There are other substantial problems with deviation from the usual residence rule. Where would inmates actually be counted, where they lived prior to incarceration? And then what of the current residents of that address? How would they be counted for representation purposes?
To require that the Bureau perform some sort of interest analysis or financial dependence determination in every case would be prohibitively expensive and perhaps not more accurate. To require that the Bureau perform such an analysis only for the Lorton facility would potentially encourage other states to challenge the Census. Although including Lorton within the District of Columbia population may be more equitable, we cannot say that the Bureau acted without a rational basis.
The cost of the decennial census is already astronomical. Whereas in 1970 the census cost over $221 million to enumerate 203.2 million people, defendants estimate that the 1990 Decennial Census cost $2.6 billion to count 246 million people. Schneider Dec. at ¶ 29.
The Eastern District of Pennsylvania noted that permitting local governments to challenge the Bureau's conclusions would ultimately threaten the notion of national control of the census:
City of Philadelphia v. Klutznick, 503 F. Supp. 663, 677 (E.D.Pa. 1980).
To allow local governments to gain control over the national census by applying to the courts for readjustment, recalculation, substitution and replacement of the Bureau's figures and techniques under the guise of judicial review is to sacrifice the national program to the exact dangers of local manipulation and bias, no matter how well intentioned, the Framers sought to avoid. So, while the Bureau may not fulfill its duty arbitrarily, capriciously or fraudulently, it nevertheless should be afforded wide latitude to select its methods, techniques and by those means to arrive at its own result. If the course it chooses meets the standard of being free of arbitrariness, capriciousness or fraudulent conduct, it matters not that some local interest contends it has a "better way," or even a higher or lower count.
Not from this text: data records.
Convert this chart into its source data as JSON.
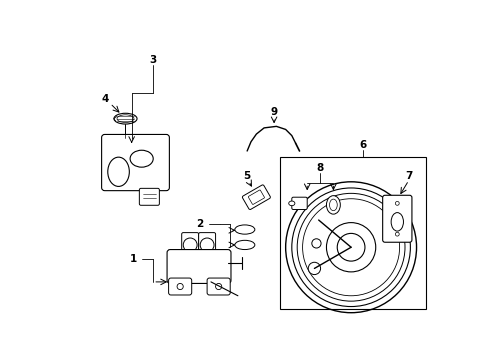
{
  "bg_color": "#ffffff",
  "line_color": "#000000",
  "fig_width": 4.89,
  "fig_height": 3.6,
  "dpi": 100
}
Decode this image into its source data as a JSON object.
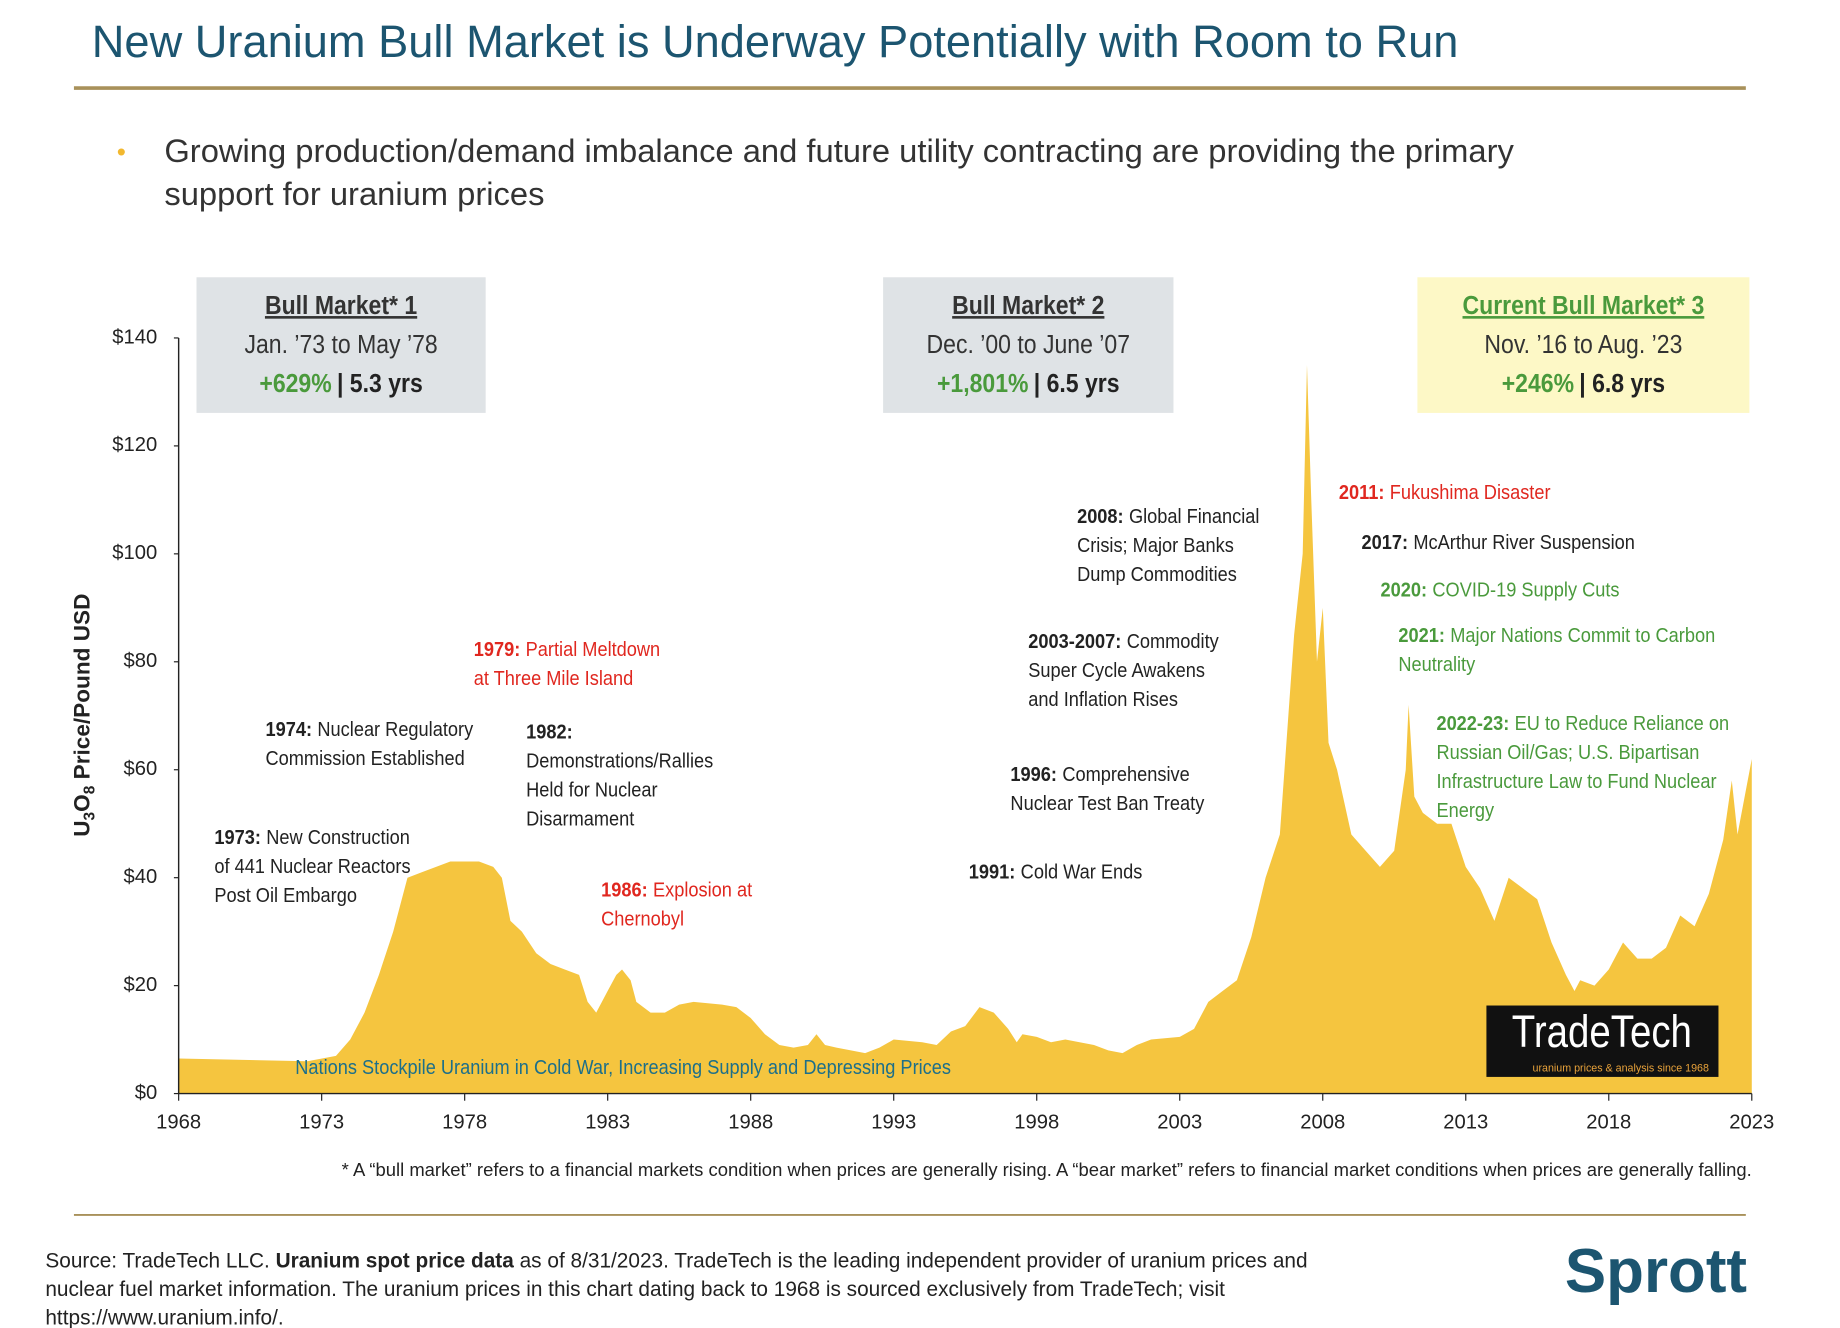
{
  "header": {
    "title": "New Uranium Bull Market is Underway Potentially with Room to Run"
  },
  "bullet": {
    "symbol": "•",
    "lines": [
      "Growing production/demand imbalance and future utility contracting are providing the primary",
      "support for uranium prices"
    ]
  },
  "boxes": [
    {
      "title": "Bull Market* 1",
      "period": "Jan. ’73 to May ’78",
      "gain": "+629%",
      "duration": "| 5.3 yrs"
    },
    {
      "title": "Bull Market* 2",
      "period": "Dec. ’00 to June ’07",
      "gain": "+1,801%",
      "duration": "| 6.5 yrs"
    },
    {
      "title": "Current Bull Market* 3",
      "period": "Nov. ’16 to Aug. ’23",
      "gain": "+246%",
      "duration": "| 6.8 yrs"
    }
  ],
  "chart_data": {
    "type": "area",
    "color": "#f5c53f",
    "ylabel_parts": [
      "U",
      "3",
      "O",
      "8",
      " Price/Pound USD"
    ],
    "x": [
      1968,
      1972.5,
      1973.5,
      1974,
      1974.5,
      1975,
      1975.5,
      1976,
      1976.5,
      1977,
      1977.5,
      1978,
      1978.5,
      1979,
      1979.3,
      1979.6,
      1980,
      1980.5,
      1981,
      1981.5,
      1982,
      1982.3,
      1982.6,
      1983,
      1983.3,
      1983.5,
      1983.8,
      1984,
      1984.5,
      1985,
      1985.5,
      1986,
      1987,
      1987.5,
      1988,
      1988.5,
      1989,
      1989.5,
      1990,
      1990.3,
      1990.6,
      1991,
      1991.5,
      1992,
      1992.5,
      1993,
      1994,
      1994.5,
      1995,
      1995.5,
      1996,
      1996.5,
      1997,
      1997.3,
      1997.5,
      1998,
      1998.5,
      1999,
      2000,
      2000.5,
      2001,
      2001.5,
      2002,
      2003,
      2003.5,
      2004,
      2004.5,
      2005,
      2005.5,
      2006,
      2006.5,
      2007,
      2007.3,
      2007.45,
      2007.6,
      2007.8,
      2008,
      2008.2,
      2008.5,
      2009,
      2009.5,
      2010,
      2010.5,
      2010.9,
      2011,
      2011.2,
      2011.5,
      2012,
      2012.5,
      2013,
      2013.5,
      2014,
      2014.5,
      2015,
      2015.5,
      2016,
      2016.5,
      2016.8,
      2017,
      2017.5,
      2018,
      2018.5,
      2019,
      2019.5,
      2020,
      2020.5,
      2021,
      2021.5,
      2022,
      2022.3,
      2022.5,
      2023
    ],
    "values": [
      6.5,
      6,
      7,
      10,
      15,
      22,
      30,
      40,
      41,
      42,
      43,
      43,
      43,
      42,
      40,
      32,
      30,
      26,
      24,
      23,
      22,
      17,
      15,
      19,
      22,
      23,
      21,
      17,
      15,
      15,
      16.5,
      17,
      16.5,
      16,
      14,
      11,
      9,
      8.5,
      9,
      11,
      9,
      8.5,
      8,
      7.5,
      8.5,
      10,
      9.5,
      9,
      11.5,
      12.5,
      16,
      15,
      12,
      9.5,
      11,
      10.5,
      9.5,
      10,
      9,
      8,
      7.5,
      9,
      10,
      10.5,
      12,
      17,
      19,
      21,
      29,
      40,
      48,
      85,
      100,
      135,
      110,
      80,
      90,
      65,
      60,
      48,
      45,
      42,
      45,
      60,
      72,
      55,
      52,
      50,
      50,
      42,
      38,
      32,
      40,
      38,
      36,
      28,
      22,
      19,
      21,
      20,
      23,
      28,
      25,
      25,
      27,
      33,
      31,
      37,
      47,
      58,
      48,
      62
    ],
    "xlim": [
      1968,
      2023
    ],
    "xticks": [
      1968,
      1973,
      1978,
      1983,
      1988,
      1993,
      1998,
      2003,
      2008,
      2013,
      2018,
      2023
    ],
    "ylim": [
      0,
      140
    ],
    "yticks": [
      {
        "value": 0,
        "label": "$0"
      },
      {
        "value": 20,
        "label": "$20"
      },
      {
        "value": 40,
        "label": "$40"
      },
      {
        "value": 60,
        "label": "$60"
      },
      {
        "value": 80,
        "label": "$80"
      },
      {
        "value": 100,
        "label": "$100"
      },
      {
        "value": 120,
        "label": "$120"
      },
      {
        "value": 140,
        "label": "$140"
      }
    ],
    "grid": false,
    "note": "Nations Stockpile Uranium in Cold War, Increasing Supply and Depressing Prices",
    "annotations": [
      {
        "label": "1973:",
        "lines": [
          "New Construction",
          "of 441 Nuclear Reactors",
          "Post Oil Embargo"
        ],
        "color": "#222222"
      },
      {
        "label": "1974:",
        "lines": [
          "Nuclear Regulatory",
          "Commission Established"
        ],
        "color": "#222222"
      },
      {
        "label": "1979:",
        "lines": [
          "Partial Meltdown",
          "at Three Mile Island"
        ],
        "color": "#e0271f"
      },
      {
        "label": "1982:",
        "lines": [
          "",
          "Demonstrations/Rallies",
          "Held for Nuclear",
          "Disarmament"
        ],
        "color": "#222222"
      },
      {
        "label": "1986:",
        "lines": [
          "Explosion at",
          "Chernobyl"
        ],
        "color": "#e0271f"
      },
      {
        "label": "1991:",
        "lines": [
          "Cold War Ends"
        ],
        "color": "#222222"
      },
      {
        "label": "1996:",
        "lines": [
          "Comprehensive",
          "Nuclear Test Ban Treaty"
        ],
        "color": "#222222"
      },
      {
        "label": "2003-2007:",
        "lines": [
          "Commodity",
          "Super Cycle Awakens",
          "and Inflation Rises"
        ],
        "color": "#222222"
      },
      {
        "label": "2008:",
        "lines": [
          "Global Financial",
          "Crisis; Major Banks",
          "Dump Commodities"
        ],
        "color": "#222222"
      },
      {
        "label": "2011:",
        "lines": [
          "Fukushima Disaster"
        ],
        "color": "#e0271f"
      },
      {
        "label": "2017:",
        "lines": [
          "McArthur River Suspension"
        ],
        "color": "#222222"
      },
      {
        "label": "2020:",
        "lines": [
          "COVID-19 Supply Cuts"
        ],
        "color": "#4a9a3c"
      },
      {
        "label": "2021:",
        "lines": [
          "Major Nations Commit to Carbon",
          "Neutrality"
        ],
        "color": "#4a9a3c"
      },
      {
        "label": "2022-23:",
        "lines": [
          "EU to Reduce Reliance on",
          "Russian Oil/Gas; U.S. Bipartisan",
          "Infrastructure Law to Fund Nuclear",
          "Energy"
        ],
        "color": "#4a9a3c"
      }
    ]
  },
  "logo": {
    "name": "TradeTech",
    "tagline": "uranium prices & analysis since 1968"
  },
  "footnote": "* A “bull market” refers to a financial markets condition when prices are generally rising. A “bear market” refers to financial market conditions when prices are generally falling.",
  "source_lines": [
    [
      {
        "text": "Source: TradeTech LLC. "
      },
      {
        "text": "Uranium spot price data",
        "bold": true
      },
      {
        "text": " as of 8/31/2023. TradeTech is the leading independent provider of uranium prices and"
      }
    ],
    [
      {
        "text": "nuclear fuel market information. The uranium prices in this chart dating back to 1968 is sourced exclusively from TradeTech; visit"
      }
    ],
    [
      {
        "text": "https://www.uranium.info/."
      }
    ]
  ],
  "brand": "Sprott"
}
The District of Columbia faces a real problem. The District almost entirely supports a penal population of over 5,000 that is located outside the political boundaries of the District. Because of the way federal funds are distributed, it is likely that the District would receive more money if the Lorton inmates were included as District of Columbia residents. However, the Bureau of the Census did not act without reason. Nor is the District in a unique position here: many states have people whom they support to some degree who are not included as residents for Census purposes, even though those people may vote and consider themselves residents of the state. The solution to the District's problems lies not in adjusting the Census count, but in changing the way funds are distributed.
For example, people who are attending out-of-state schools or serving in the military.
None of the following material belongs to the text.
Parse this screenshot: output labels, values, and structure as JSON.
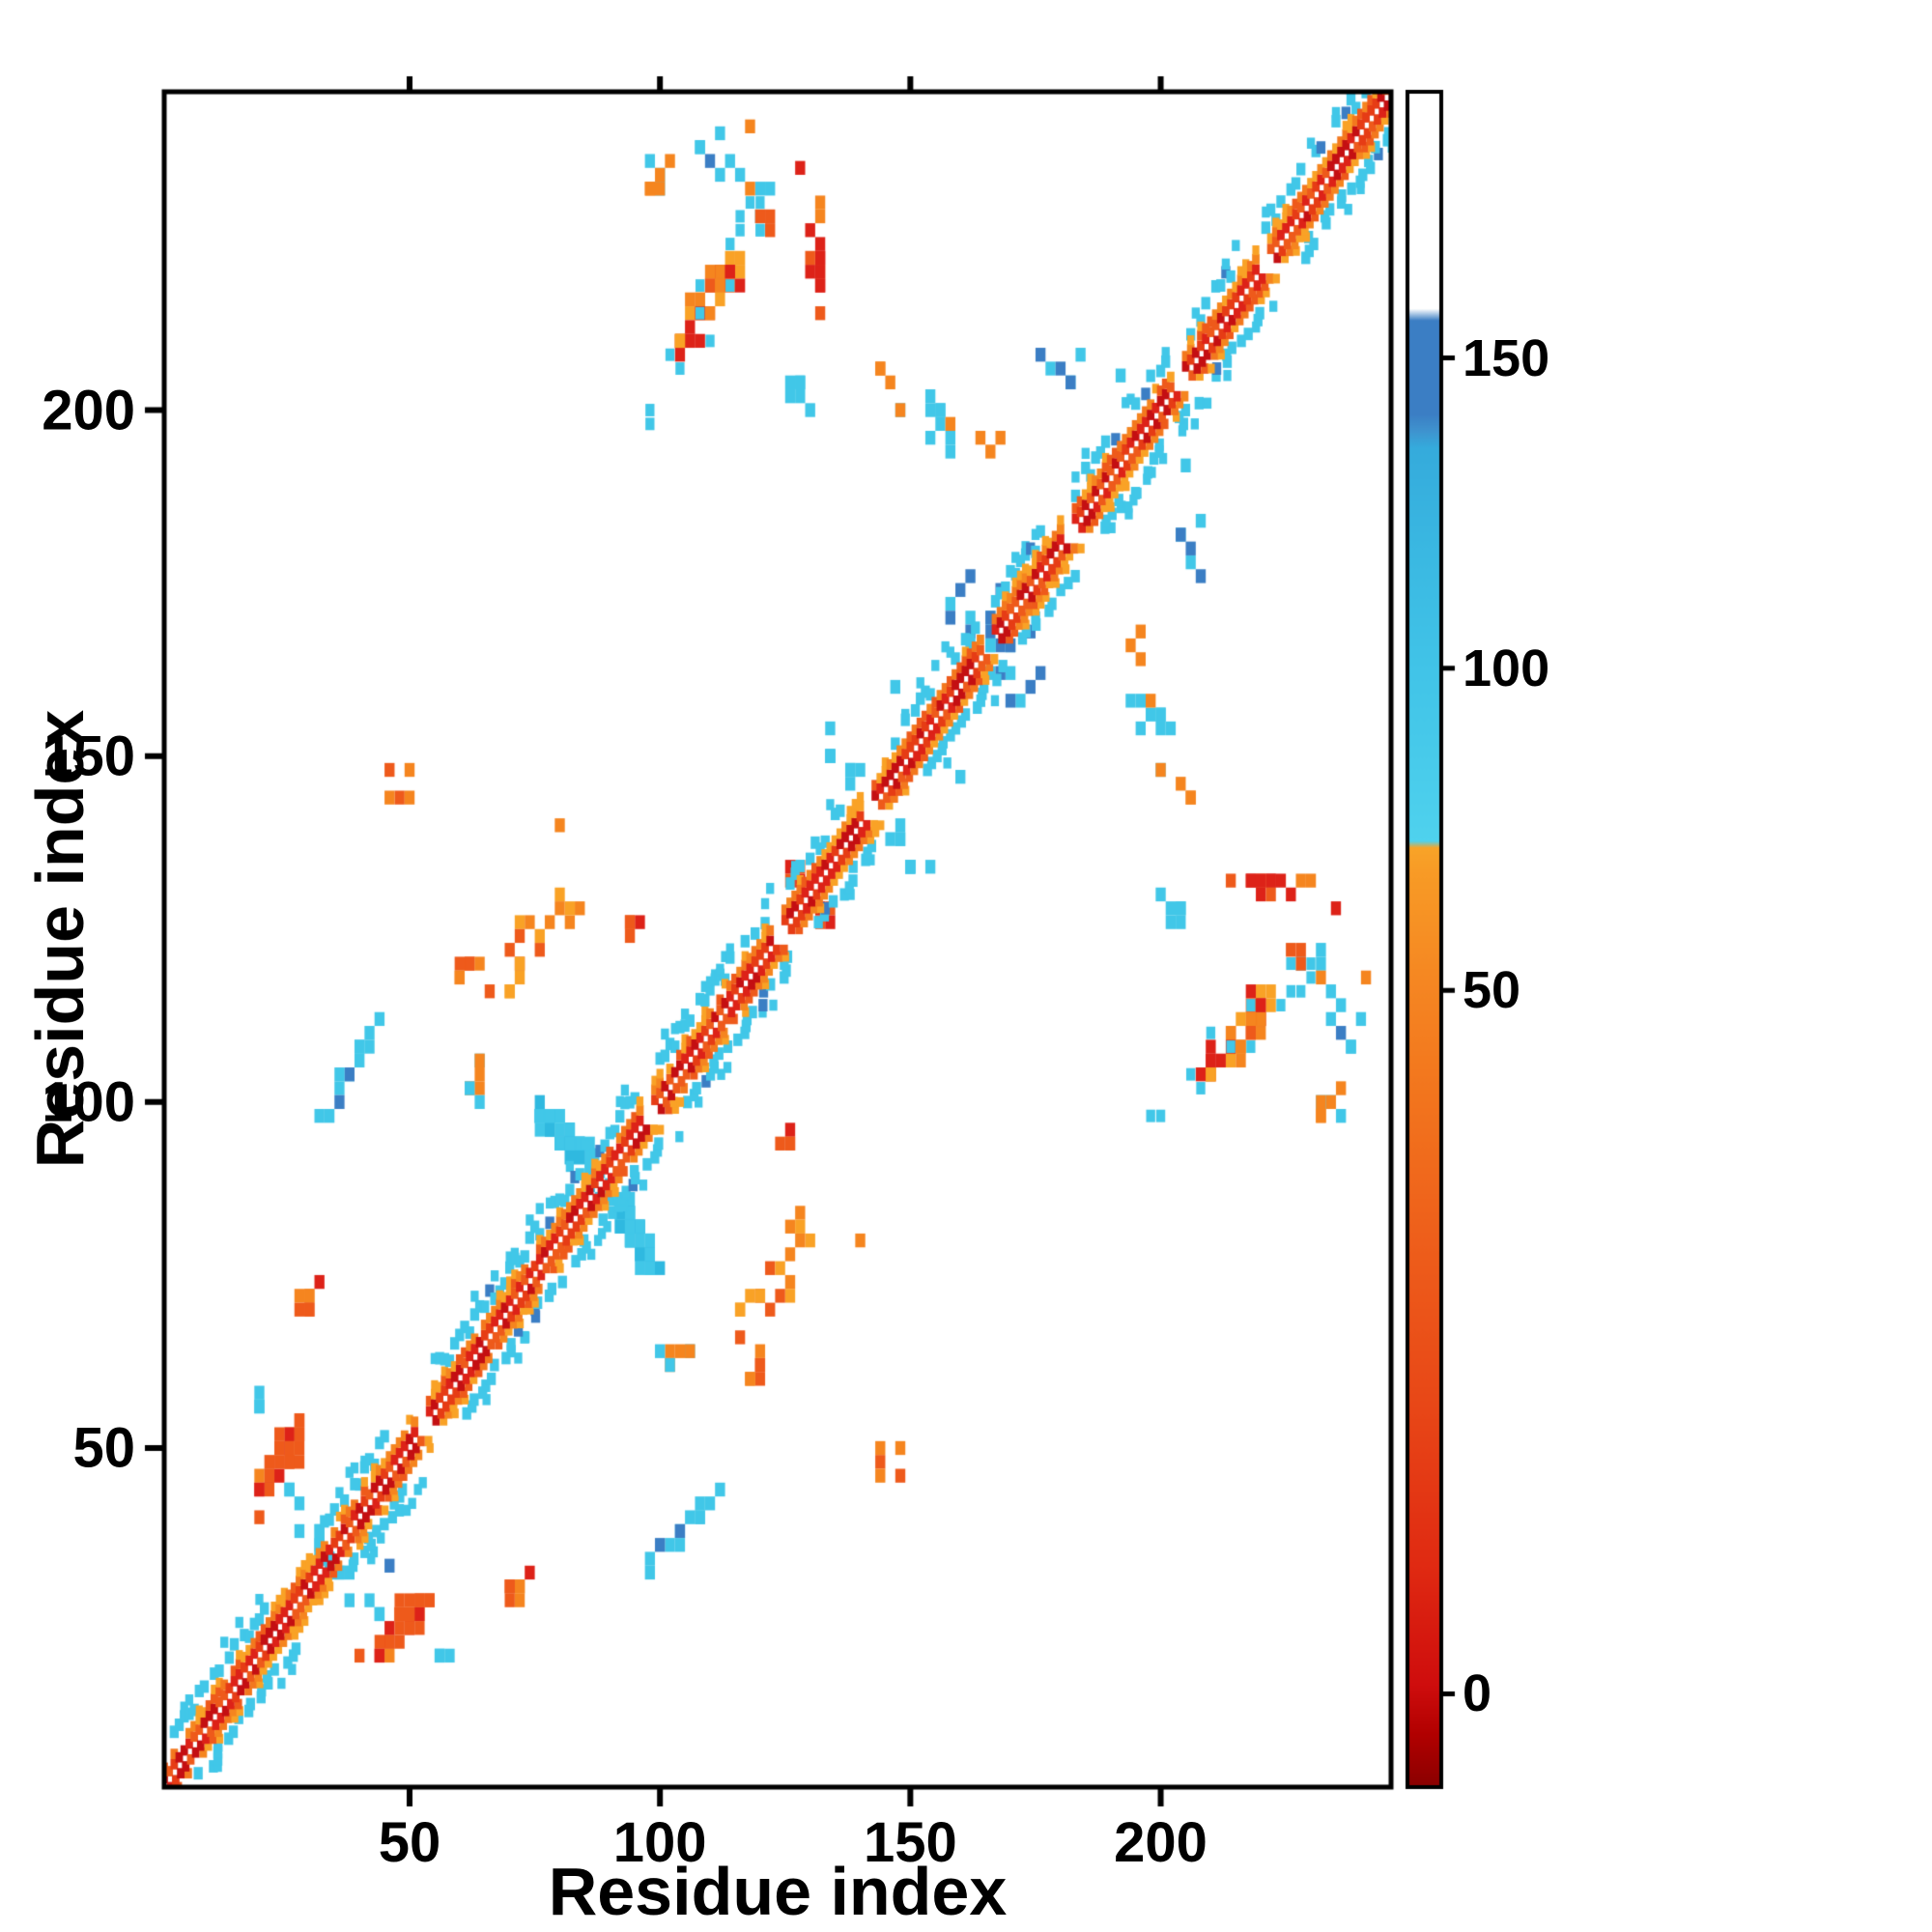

The Bureau of the Census has decided to use a geographically-based system of enumeration for institutional residents based on usual residence, rather than one based on the financial support of the residents. We cannot say that this is an arbitrary and capricious determination by the Census Bureau, nor does it violate the constitutional command of the census clause. For this reason, we grant defendants' motion for summary judgment on the merits and deny plaintiff's motion for summary judgment.